Put the course and the hotel site up for auction with operating/construction/development clauses and let the free market move this forward.
Winner take all!!!!
As the current shareholders is the Canadian public, transfering to locals for a $1 would be a massive mistake. It’s hard to divided $1 into 33 million.
Rasie the dues and the locals will still join. Raise the green fees and guests will still come. Raise the conditioning and service (and cut down 10,000 more trees) at the Highlands and the economics will look after themselve.
Wow! If the individuals in this story had not been identified, I would have bet they were fictional characters.
A) It is very apparent that Mr. Anderson does not know anything about golf, the real issues facing The Highlands or, how a ‘new clientele’ could end up benefiting the entire area around Ingonish. Let’s list the wrongs: a) “…private management will not be subject to the same high standards that brought it to the ranking of Canada’s best golf course (2002)”. b) While it is debatable whether or not CBHs should have had that title in the first place, it is quite apparent Mr. Anderson has not been to the course in some time. c) And what is a PhD in History doing/working in Ingonish?????
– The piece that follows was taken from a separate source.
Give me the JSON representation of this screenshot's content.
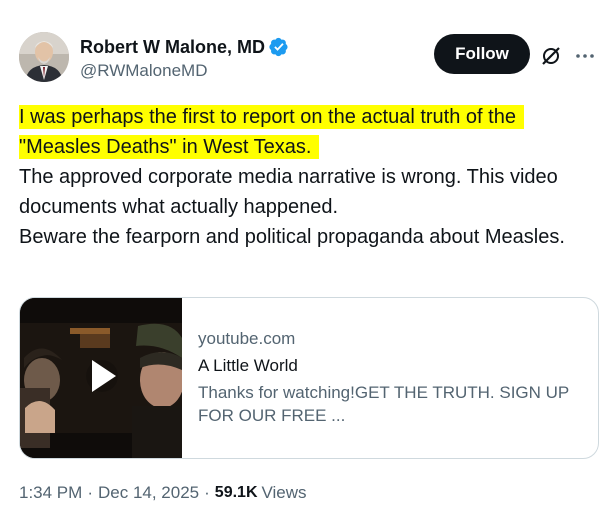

B) Then he quotes a quack like MP Eyking. He too has NO clue what he is talking about. He is simply another talking head MP who ‘damns the facts’ in search of votes (and from the deep left).
C) Eyking’s comment about the federal government “starving people out of outlying regions” is sincerely comical. We are paying to send this guy to Ottawa???? It is really hard to comprehend how someone with Eyking’s distorted view of reality can get elected to ANY post.
The locals complaining about a price hike for their golf is SOP for the Cape. For decades they have been whining the loudest for federal dollars and not using them to benefit the area long term. Working for the Feds or the Provies is a cradle to grave mind set. Why do you think there are so many 3 and 4th generations working there??
Most importantly, the locals must remember that this course belongs to all Canadians and not the locals of Ingonish. The same can be said for Jasper, Banff etc. The annual dues for CBH are a joke. If you were to go there for a 10 day holiday it would be cheaper to buy a membership than pay green fees! I actually met someone who was there for two weeks and did so.
Your reader THB is obviously a local who asks whether the thousands who trek the Cape would pay $175? Probably not. It is very clear there aren’t thousands of folks stopping to play now! Why? The place is run down. The vistas are overgrown with trees and the course conditioning in that of a muni.
The solution: Bring the conditioning to 2013 levels, open the site lines, provide visitors a decent place to stay (aside from the Cabot Lodge) and charge $175-200 per round. It will work. If the Feds did this and then put it up for sale they would receive market offers. The problem is the group is trying to produce a product that satisfies the locals and it ends up disappointing the visitors. The proof: Cabot Links has not targeted locals. The price is high. The product is good and, the people are coming (and paying).
Jun. 29 – Oct. 14
Oct. 15 – Close
Cape Breton Resident Twilight Rate**
With these rates from Cabot Links, it is apparent they do offer a discount to the residents of Cape Breton. And their top rate is considerably less than $175 J.